Converium profit has trailed rivals since the company lost about $1 billion of contracts after its credit rating was cut in 2004 because it didn't set aside enough money for claims. Buying Converium would let Scor add customers in Switzerland, Austria, the UK and Germany, where it bought Revios Ruckversicherung AG last year to create the fourth-largest life reinsurer.

"It's a very attractive deal at this level," said Rene Locher, a Zurich-based analyst at Sal. Oppenheim. The offer is equivalent to 10 times forecast earnings for 2009, he said. "Everyone can save face with this deal."
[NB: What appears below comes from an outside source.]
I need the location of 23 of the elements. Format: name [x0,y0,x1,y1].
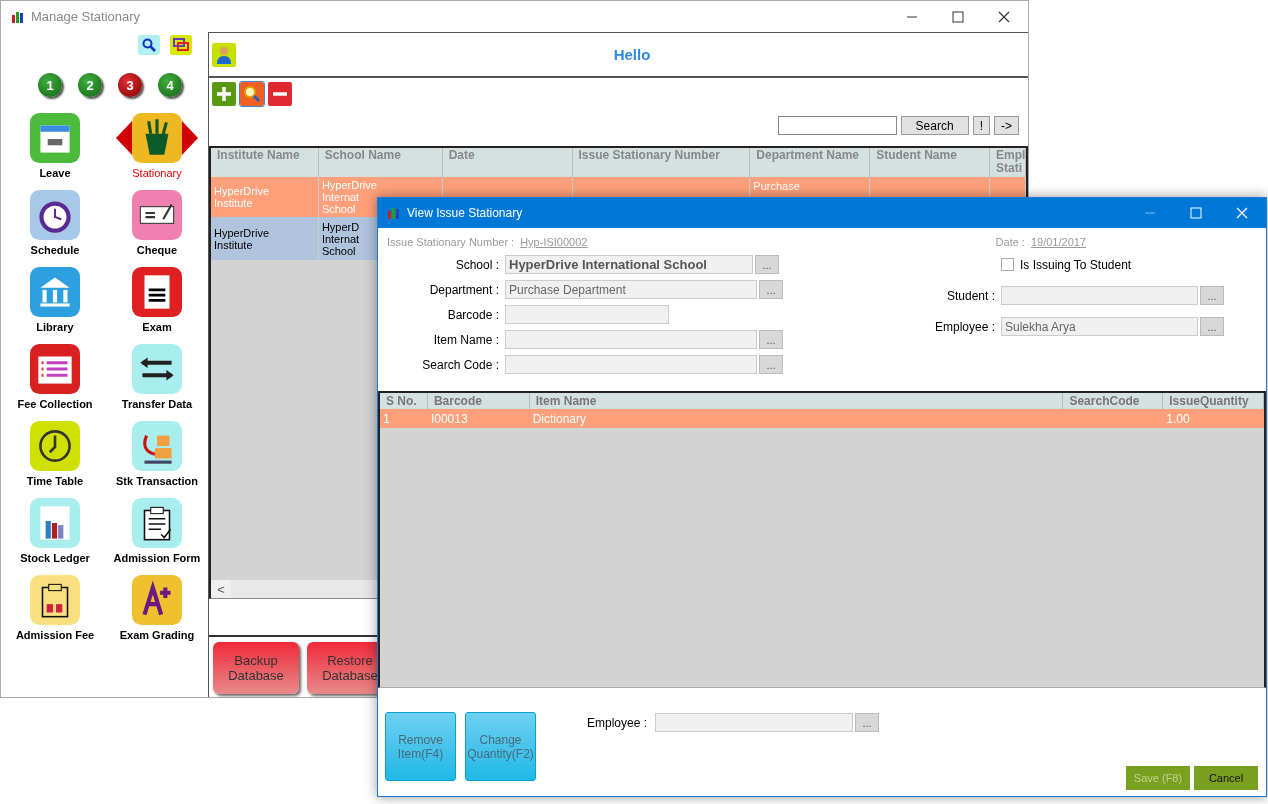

Converium shares rose 25 centimes, or 1.1 percent, to 22.50 francs in Zurich. Shares of Scor declined 30 cents, or 1.4 percent, to [EURO]20.90 in Paris, giving the company a market value of almost [EURO]2.9 billion ($3.9 billion).

Negotiations to end Converium's opposition started over the weekend and continued until 3 a.m. yesterday, Scor chairman Denis Kessler said in Zurich, where he urged Converium shareholders to accept the increased bid. The original offer, announced on February 26, was for 4 francs in cash and half a new Scor share for each Converium share.

"We would have liked to remain independent," Converium Chairman Markus Dennler told shareholders yesterday in Zurich. In the end, "we had to confront the fact" that Scor already holds almost a third of the stock.

Converium said it will withdraw its litigation in the US against Scor and its shareholders yesterday scrapped a plan to return $300 million in capital to investors by July. The move was originally proposed by the company's board in February to convince shareholders to reject Scor's bid.

Scor said it plans to keep Zurich as one of three "key European hubs" in addition to Paris and Cologne, Germany. It agreed not to cut any jobs at Converium for at least a year.

"Everything will be done to protect the employees," Converium chief executive officer Inga Beale said.

Beale and finance chief Paolo de Martin will step down at the end of 2007 if the offer succeeds, Converium spokesman Beat Werder said. Benjamin Gentsch, chief of Converium's life and health unit, would head the combined company's Swiss division, Kessler said.

Kessler said he is "confident we'll keep most of the business" Converium underwrites, "if we want to keep it". He rejected a forecast made by Converium on April 13 that a hostile takeover would prompt employees to quit and cut premium income by up to 40 percent as "not realistic".

Reinsurers help insurers such as Allianz SE spread risks. Scor has said the combined company will be able to increase premiums from life reinsurance by 8 percent a year through 2010 and non-life reinsurance premiums by 6 percent annually during the period. By 2009, after incurring costs related to takeover, savings would be 65 million euros annually, Kessler has said.